In fact, grief, which even a decade ago was thought to be a purely human trait, may not be confined to primates, nor even to mammals.

Earlier this year, for example, evidence was published that magpies, members of the highly intelligent crow family, not only appear to grieve for their dead, but also carry out what can only be described as funeral rituals.


Chippy and Rosie (back) on chimp island. They showed a level of self-awareness, a knowledge of their own existence and of the plight of others


In one case, a group of four magpies took it in turns to approach the corpse of their dead comrade. Two even flew off to fetch pieces of grass, which they then carefully laid beside their comrade, as if they were funereal wreaths of flowers.

Elephants will also spend weeks guarding a fallen comrade, gently prodding the corpse with their trunks and appearing lost in grief.

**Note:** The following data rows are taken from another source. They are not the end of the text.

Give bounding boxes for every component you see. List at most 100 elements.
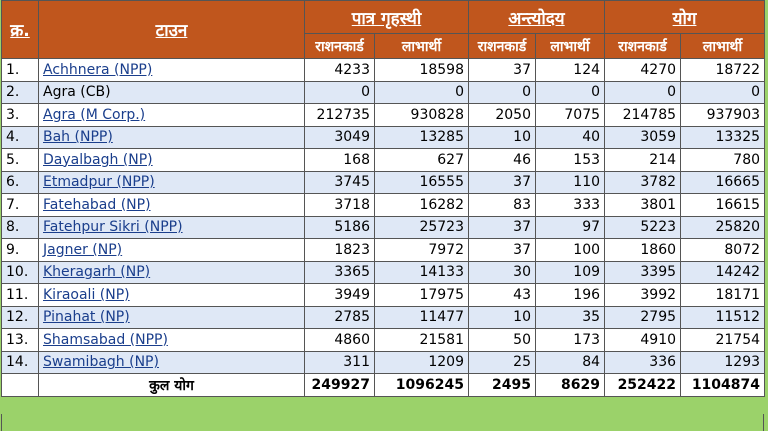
row-total-ration-card: 3395 [604,260,682,284]
town-link[interactable]: Swamibagh (NP) [43,354,159,371]
row-antyodaya-ration-card: 30 [468,260,536,284]
row-total-beneficiary: 16615 [680,193,766,217]
town-link[interactable]: Shamsabad (NPP) [43,331,168,348]
row-antyodaya-beneficiary: 196 [534,283,606,307]
table-row: 4. Bah (NPP) 3049 13285 10 40 3059 13325 [1,125,766,149]
town-link[interactable]: Bah (NPP) [43,129,113,146]
town-link[interactable]: Fatehabad (NP) [43,196,151,213]
table-row: 2. Agra (CB) 0 0 0 0 0 0 [1,80,766,104]
header-beneficiary: लाभार्थी [534,33,606,59]
row-serial: 5. [1,148,39,172]
row-antyodaya-ration-card: 37 [468,58,536,82]
table-row: 1. Achhnera (NPP) 4233 18598 37 124 4270 18722 [1,58,766,82]
row-antyodaya-beneficiary: 84 [534,350,606,374]
row-serial: 6. [1,170,39,194]
row-pg-beneficiary: 18598 [374,58,469,82]
row-total-ration-card: 3059 [604,125,682,149]
table-row: 10. Kheragarh (NP) 3365 14133 30 109 3395 14242 [1,260,766,284]
row-total-ration-card: 4270 [604,58,682,82]
header-ration-card: राशनकार्ड [468,33,536,59]
row-total-ration-card: 3782 [604,170,682,194]
row-total-beneficiary: 780 [680,148,766,172]
row-antyodaya-ration-card: 43 [468,283,536,307]
table-row: 3. Agra (M Corp.) 212735 930828 2050 7075 2147… [1,103,766,127]
row-pg-beneficiary: 16555 [374,170,469,194]
row-town-cell: Fatehabad (NP) [38,193,305,217]
row-antyodaya-ration-card: 37 [468,215,536,239]
row-antyodaya-ration-card: 37 [468,170,536,194]
row-antyodaya-beneficiary: 97 [534,215,606,239]
row-town-cell: Pinahat (NP) [38,305,305,329]
row-antyodaya-beneficiary: 124 [534,58,606,82]
town-link[interactable]: Dayalbagh (NP) [43,151,153,168]
row-pg-ration-card: 5186 [304,215,375,239]
row-total-beneficiary: 16665 [680,170,766,194]
row-antyodaya-ration-card: 50 [468,328,536,352]
table-footer: कुल योग 249927 1096245 2495 8629 252422 … [1,373,766,397]
grand-total-beneficiary: 1104874 [680,373,766,397]
row-antyodaya-beneficiary: 110 [534,170,606,194]
town-link[interactable]: Pinahat (NP) [43,309,130,326]
row-pg-beneficiary: 17975 [374,283,469,307]
row-town-cell: Kiraoali (NP) [38,283,305,307]
row-pg-ration-card: 3049 [304,125,375,149]
row-pg-ration-card: 168 [304,148,375,172]
row-town-cell: Jagner (NP) [38,238,305,262]
totals-row: कुल योग 249927 1096245 2495 8629 252422 … [1,373,766,397]
town-link[interactable]: Agra (M Corp.) [43,106,146,123]
town-link[interactable]: Fatehpur Sikri (NPP) [43,219,183,236]
table-row: 14. Swamibagh (NP) 311 1209 25 84 336 1293 [1,350,766,374]
row-antyodaya-beneficiary: 333 [534,193,606,217]
table-row: 5. Dayalbagh (NP) 168 627 46 153 214 780 [1,148,766,172]
town-link[interactable]: Etmadpur (NPP) [43,174,155,191]
row-total-beneficiary: 18171 [680,283,766,307]
row-serial: 2. [1,80,39,104]
row-total-beneficiary: 1293 [680,350,766,374]
row-town-cell: Fatehpur Sikri (NPP) [38,215,305,239]
row-serial: 10. [1,260,39,284]
town-name: Agra (CB) [43,84,111,101]
row-antyodaya-ration-card: 37 [468,238,536,262]
row-serial: 7. [1,193,39,217]
total-antyodaya-beneficiary: 8629 [534,373,606,397]
row-total-ration-card: 1860 [604,238,682,262]
row-total-beneficiary: 11512 [680,305,766,329]
row-total-ration-card: 0 [604,80,682,104]
table-row: 8. Fatehpur Sikri (NPP) 5186 25723 37 97 5223 2… [1,215,766,239]
totals-empty-cell [1,373,39,397]
header-group-total: योग [604,0,766,34]
row-pg-beneficiary: 11477 [374,305,469,329]
row-antyodaya-beneficiary: 173 [534,328,606,352]
town-link[interactable]: Kiraoali (NP) [43,286,130,303]
row-total-ration-card: 5223 [604,215,682,239]
row-pg-ration-card: 311 [304,350,375,374]
row-total-beneficiary: 25820 [680,215,766,239]
row-antyodaya-ration-card: 0 [468,80,536,104]
header-ration-card: राशनकार्ड [604,33,682,59]
town-link[interactable]: Achhnera (NPP) [43,61,153,78]
row-serial: 9. [1,238,39,262]
table-header: क्र. टाउन पात्र गृहस्थी अन्त्योदय योग रा… [1,0,766,59]
row-total-ration-card: 4910 [604,328,682,352]
row-total-beneficiary: 13325 [680,125,766,149]
row-pg-beneficiary: 0 [374,80,469,104]
row-pg-beneficiary: 7972 [374,238,469,262]
row-serial: 14. [1,350,39,374]
total-pg-ration-card: 249927 [304,373,375,397]
town-link[interactable]: Jagner (NP) [43,241,123,258]
row-antyodaya-ration-card: 83 [468,193,536,217]
footer-band [1,414,764,431]
row-pg-beneficiary: 13285 [374,125,469,149]
row-pg-beneficiary: 14133 [374,260,469,284]
row-total-ration-card: 3992 [604,283,682,307]
row-pg-ration-card: 3718 [304,193,375,217]
header-beneficiary: लाभार्थी [680,33,766,59]
town-link[interactable]: Kheragarh (NP) [43,264,151,281]
row-antyodaya-ration-card: 46 [468,148,536,172]
table-row: 9. Jagner (NP) 1823 7972 37 100 1860 8072 [1,238,766,262]
table-row: 6. Etmadpur (NPP) 3745 16555 37 110 3782 16665 [1,170,766,194]
row-serial: 11. [1,283,39,307]
row-pg-ration-card: 3949 [304,283,375,307]
row-pg-beneficiary: 1209 [374,350,469,374]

Suggesting animals grieve, even animals as clever as chimpanzees, would have been dismissed as hopelessly sentimental just 30 years ago.

But since then, a whole plethora of studies, especially of apes, has forced us to completely reappraise our understanding of the animal mind.


Dr James Anderson (right) from Stirling University with PHD student Louise C Lock (left) and head keeper from Blair Drummond Safari Park Alasdair Gillies (centre). They wrote a report about Pansy's death


Indeed, the more we learn about them, the more we discover that animals are more, not less, like us. Not only are they cleverer than we once believed, they are also more emotional, even self-aware.

They can use tools, language, recognise themselves in mirrors - an important test of cognitive ability - and comprehend the notion of past, present and future (it was once almost the definition of the animal mind that it lived only in the present).

Now, it seems, we have discovered that they may also be able to comprehend, in quite a profound way, the concept of death. And that brings us and our fellow creatures closer together than ever before.